The Northwest Grape Foundation Service is part of the National Clean Plant Network, a nationwide effort to supply agricultural producers with “clean,” virus-free plant material. Considerable scientific expertise and rigor is needed to thoroughly screen plant material for viruses and to propagate the clean material. The clean material is then released to certified commercial nurseries throughout the Pacific Northwest, where it is grown for sale to producers. Considering the prevalence of viruses and the expense of keeping them at bay, the National Clean Plant Network is not only a great investment, it is a necessary one.
Perhaps the oddest thing about CAGW’s charge is that it is completely at odds with their own criteria for “pork,” which includes the following statement: “Serves only a local or special interest.”

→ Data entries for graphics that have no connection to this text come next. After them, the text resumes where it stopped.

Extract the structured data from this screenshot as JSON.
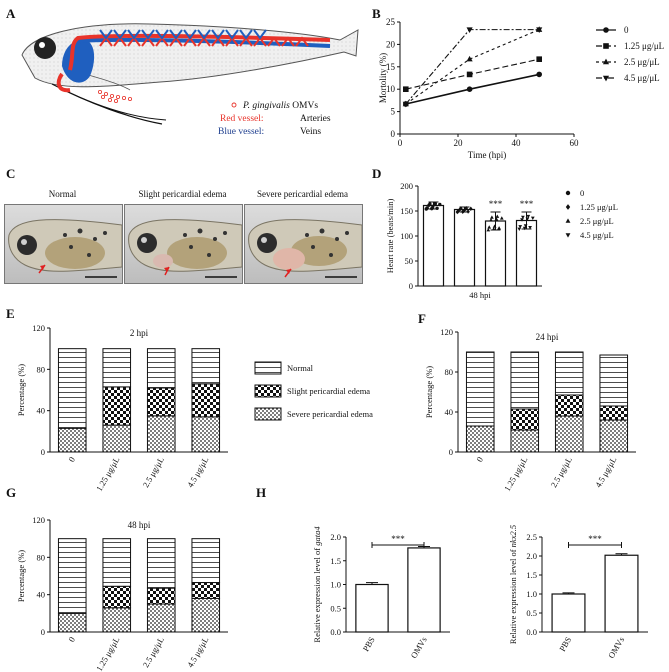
{
  "panels": {
    "A": {
      "label": "A",
      "legend": {
        "omv_prefix": "P. gingivalis",
        "omv_suffix": " OMVs",
        "red_label": "Red vessel:",
        "red_value": "Arteries",
        "blue_label": "Blue vessel:",
        "blue_value": "Veins"
      },
      "colors": {
        "artery": "#e8332a",
        "vein": "#1f5fbf"
      }
    },
    "B": {
      "label": "B"
    },
    "C": {
      "label": "C",
      "captions": [
        "Normal",
        "Slight pericardial edema",
        "Severe pericardial edema"
      ]
    },
    "D": {
      "label": "D"
    },
    "E": {
      "label": "E"
    },
    "F": {
      "label": "F"
    },
    "G": {
      "label": "G"
    },
    "H": {
      "label": "H"
    }
  },
  "chart_data": [
    {
      "id": "B",
      "type": "line",
      "xlabel": "Time (hpi)",
      "ylabel": "Mortolity (%)",
      "xlim": [
        0,
        60
      ],
      "ylim": [
        0,
        25
      ],
      "xticks": [
        0,
        20,
        40,
        60
      ],
      "yticks": [
        0,
        5,
        10,
        15,
        20,
        25
      ],
      "x": [
        2,
        24,
        48
      ],
      "series": [
        {
          "name": "0",
          "values": [
            6.7,
            10,
            13.3
          ],
          "marker": "circle",
          "dash": ""
        },
        {
          "name": "1.25  μg/μL",
          "values": [
            10,
            13.3,
            16.7
          ],
          "marker": "square",
          "dash": "6,3"
        },
        {
          "name": "2.5  μg/μL",
          "values": [
            6.7,
            16.7,
            23.3
          ],
          "marker": "triangle-up",
          "dash": "3,3"
        },
        {
          "name": "4.5  μg/μL",
          "values": [
            6.7,
            23.3,
            23.3
          ],
          "marker": "triangle-down",
          "dash": "6,2,2,2"
        }
      ],
      "legend_position": "right"
    },
    {
      "id": "D",
      "type": "bar",
      "xlabel": "48  hpi",
      "ylabel": "Heart rate (beats/min)",
      "ylim": [
        0,
        200
      ],
      "yticks": [
        0,
        50,
        100,
        150,
        200
      ],
      "categories": [
        "0",
        "1.25 μg/μL",
        "2.5 μg/μL",
        "4.5 μg/μL"
      ],
      "values": [
        161,
        153,
        130,
        131
      ],
      "errors": [
        7,
        5,
        18,
        17
      ],
      "significance": [
        "",
        "",
        "***",
        "***"
      ],
      "markers": [
        "circle",
        "diamond",
        "triangle-up",
        "triangle-down"
      ],
      "legend": [
        "0",
        "1.25 μg/μL",
        "2.5 μg/μL",
        "4.5 μg/μL"
      ],
      "legend_position": "right"
    },
    {
      "id": "E",
      "type": "bar",
      "stacked": true,
      "title": "2 hpi",
      "ylabel": "Percentage (%)",
      "ylim": [
        0,
        120
      ],
      "yticks": [
        0,
        40,
        80,
        120
      ],
      "categories": [
        "0",
        "1.25 μg/μL",
        "2.5 μg/μL",
        "4.5 μg/μL"
      ],
      "series": [
        {
          "name": "Severe pericardial edema",
          "values": [
            23,
            26,
            35,
            34
          ]
        },
        {
          "name": "Slight pericardial edema",
          "values": [
            0,
            37,
            27,
            32
          ]
        },
        {
          "name": "Normal",
          "values": [
            77,
            37,
            38,
            34
          ]
        }
      ],
      "legend": [
        "Normal",
        "Slight pericardial edema",
        "Severe pericardial edema"
      ],
      "legend_position": "right"
    },
    {
      "id": "F",
      "type": "bar",
      "stacked": true,
      "title": "24 hpi",
      "ylabel": "Percentage (%)",
      "ylim": [
        0,
        120
      ],
      "yticks": [
        0,
        40,
        80,
        120
      ],
      "categories": [
        "0",
        "1.25 μg/μL",
        "2.5 μg/μL",
        "4.5 μg/μL"
      ],
      "series": [
        {
          "name": "Severe pericardial edema",
          "values": [
            26,
            22,
            36,
            32
          ]
        },
        {
          "name": "Slight pericardial edema",
          "values": [
            0,
            21,
            21,
            14
          ]
        },
        {
          "name": "Normal",
          "values": [
            74,
            57,
            43,
            51
          ]
        }
      ]
    },
    {
      "id": "G",
      "type": "bar",
      "stacked": true,
      "title": "48 hpi",
      "ylabel": "Percentage (%)",
      "ylim": [
        0,
        120
      ],
      "yticks": [
        0,
        40,
        80,
        120
      ],
      "categories": [
        "0",
        "1.25 μg/μL",
        "2.5 μg/μL",
        "4.5 μg/μL"
      ],
      "series": [
        {
          "name": "Severe pericardial edema",
          "values": [
            20,
            26,
            30,
            36
          ]
        },
        {
          "name": "Slight pericardial edema",
          "values": [
            0,
            23,
            17,
            17
          ]
        },
        {
          "name": "Normal",
          "values": [
            80,
            51,
            53,
            47
          ]
        }
      ]
    },
    {
      "id": "H1",
      "type": "bar",
      "ylabel_prefix": "Relative expression level of ",
      "ylabel_gene": "gata4",
      "ylim": [
        0,
        2.0
      ],
      "yticks": [
        "0.0",
        "0.5",
        "1.0",
        "1.5",
        "2.0"
      ],
      "categories": [
        "PBS",
        "OMVs"
      ],
      "values": [
        1.0,
        1.77
      ],
      "errors": [
        0.04,
        0.03
      ],
      "significance": "***"
    },
    {
      "id": "H2",
      "type": "bar",
      "ylabel_prefix": "Relative expression level of ",
      "ylabel_gene": "nkx2.5",
      "ylim": [
        0,
        2.5
      ],
      "yticks": [
        "0.0",
        "0.5",
        "1.0",
        "1.5",
        "2.0",
        "2.5"
      ],
      "categories": [
        "PBS",
        "OMVs"
      ],
      "values": [
        1.0,
        2.02
      ],
      "errors": [
        0.03,
        0.04
      ],
      "significance": "***"
    }
  ]
}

I asked Markus Keller, WSU viticulturist and co-director of the NWGFS (with Gary Ballard; Keller is on the right in the photograph), about this, and he pointed out that this is completely untrue:
It is important to realize that, as the name implies, the Northwest Grape Foundation Service serves the grape (including wine, juice, table, and ornamental) industries throughout the Pacific Northwest. It is neither just about Washington, nor just about the wine industry. Funding does not come from the federal government alone, but is a mix of federal, state, and industry sources plus income generated from the sale of clean plant material. For a story (“Establishing a Solid Foundation”) on the importance of this program for the regional industries, please refer to Washington State Magazine, Fall 2006 issue, by Andrea Vogt.
Another aspect of CAGW’s analysis is troubling. In their press release announcing agricultural pork in the Farm Bill, they say “Wine in the state is a $3 billion industry.” This is troubling because, as Keller points out, the NWGFS serves more than the wine industry and more than the state of Washington. In reality, it is one component of a national network.
Markus Keller disarms the charge of “pork” by putting the facts into a broader context:
- The Foundation Plant Services (FPS) at UC Davis received several million federal dollars to construct their state-of-the-art facilities a few years ago.
- The national clean tree fruit program (NRSP-5), which is also housed at WSU IAREC in Prosser, has been federally funded for many years.
- The federal funding for NWGFS has been an important cornerstone for the negotiations leading to the creation of the National Clean Plant Network (NCPN), which will fund all of the above-mentioned programs with federal dollars.
No matter how fiscally conservative, most political experts and economists believe there is a role for government – namely in the provision of “public goods.” This is certainly the case for many of the services provided by the NCPN.
Should CAGW find programs at WSU that truly meet their criteria for “pork,” we of course welcome their critique. Until then, we hope they’ll reconsider their charge and, in the future, not rush to judgment based on criteria unfettered by real-world context.